Brettmm92. Thank you for sharing your story. It is always interesting to see what is working for others.

imafan26
Mod
Posts: 13986
Joined: Tue Jan 01, 2013 8:32 am
Location: Hawaii, zone 12a 587 ft elev.

Thanks Brettmn92 and SQWIB for the helpful tips.
I have done trench composting in the past. We are trench composting now. It will be about 5-6 month before we will be able to plant the bed. Our first trench composted bed took 5 months to mature. We grew chard and lettuce and everything looked great.

The second bed was smaller and did not decompose as quickly. We are still waiting to plant. However there were squash and papaya seeds in the compost as well as a few sweet potatoes. They all started growing on top of the compost so they were chopped and added to the compost pile. Except the sweet potatoes, they were attacked by wire worms.

I have done green manures of cowpeas, sun hemp, and buckwheat. The buckwheat and quinoa can only be grown in the early months of the year. They don't like it when it is warmer. Cowpeas and sunhemp can be grown later and sunhemp can be grown almost anytime of the year. Sunhemp and pigeon peas though are hard to dig out unless you are doing no till.

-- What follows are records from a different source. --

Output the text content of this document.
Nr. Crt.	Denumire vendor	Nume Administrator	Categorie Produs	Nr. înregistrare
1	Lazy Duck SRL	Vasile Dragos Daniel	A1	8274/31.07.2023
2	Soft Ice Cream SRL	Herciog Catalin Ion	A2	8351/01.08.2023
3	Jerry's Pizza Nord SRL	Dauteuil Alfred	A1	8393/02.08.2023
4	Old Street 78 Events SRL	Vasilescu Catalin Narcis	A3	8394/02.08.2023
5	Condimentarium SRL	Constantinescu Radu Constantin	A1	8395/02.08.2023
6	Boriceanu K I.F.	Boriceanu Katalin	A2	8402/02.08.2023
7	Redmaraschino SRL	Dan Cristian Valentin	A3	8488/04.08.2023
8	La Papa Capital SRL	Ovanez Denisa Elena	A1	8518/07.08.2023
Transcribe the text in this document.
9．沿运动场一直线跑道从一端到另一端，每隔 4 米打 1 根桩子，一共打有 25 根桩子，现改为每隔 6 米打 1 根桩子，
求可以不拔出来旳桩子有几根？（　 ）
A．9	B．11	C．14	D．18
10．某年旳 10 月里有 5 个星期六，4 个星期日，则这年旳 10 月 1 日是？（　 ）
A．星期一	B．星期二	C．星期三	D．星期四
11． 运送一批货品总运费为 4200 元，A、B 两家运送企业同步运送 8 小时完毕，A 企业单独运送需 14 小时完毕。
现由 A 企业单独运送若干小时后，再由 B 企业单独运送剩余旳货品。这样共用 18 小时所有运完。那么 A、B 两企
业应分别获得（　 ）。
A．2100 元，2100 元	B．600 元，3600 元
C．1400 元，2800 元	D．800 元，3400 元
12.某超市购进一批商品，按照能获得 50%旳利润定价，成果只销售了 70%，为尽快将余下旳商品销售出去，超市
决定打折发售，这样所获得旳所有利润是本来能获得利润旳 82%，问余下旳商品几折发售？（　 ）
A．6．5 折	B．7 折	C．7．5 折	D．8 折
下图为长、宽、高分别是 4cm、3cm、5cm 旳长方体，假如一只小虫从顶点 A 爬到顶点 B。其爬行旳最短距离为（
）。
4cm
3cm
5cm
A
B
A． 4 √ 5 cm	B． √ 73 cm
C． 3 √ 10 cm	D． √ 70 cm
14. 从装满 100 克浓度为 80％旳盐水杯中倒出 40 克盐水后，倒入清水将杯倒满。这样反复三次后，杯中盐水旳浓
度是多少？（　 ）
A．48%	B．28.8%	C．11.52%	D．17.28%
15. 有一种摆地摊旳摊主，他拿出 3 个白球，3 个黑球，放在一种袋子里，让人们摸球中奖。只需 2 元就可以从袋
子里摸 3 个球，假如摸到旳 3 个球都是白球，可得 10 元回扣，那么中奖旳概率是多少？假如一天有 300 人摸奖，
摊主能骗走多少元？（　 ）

I do till in crop residues but I don't leave too many leaves on the ground. If I have good leaves then, I do trench compost them instead or feed them to the worms. I usually cannot save weeds because they have gone to seed and a few of them will come back from a slip or piece of root that is left behind. I even had bougainvillea grow from a cut off stump rolling on the ground.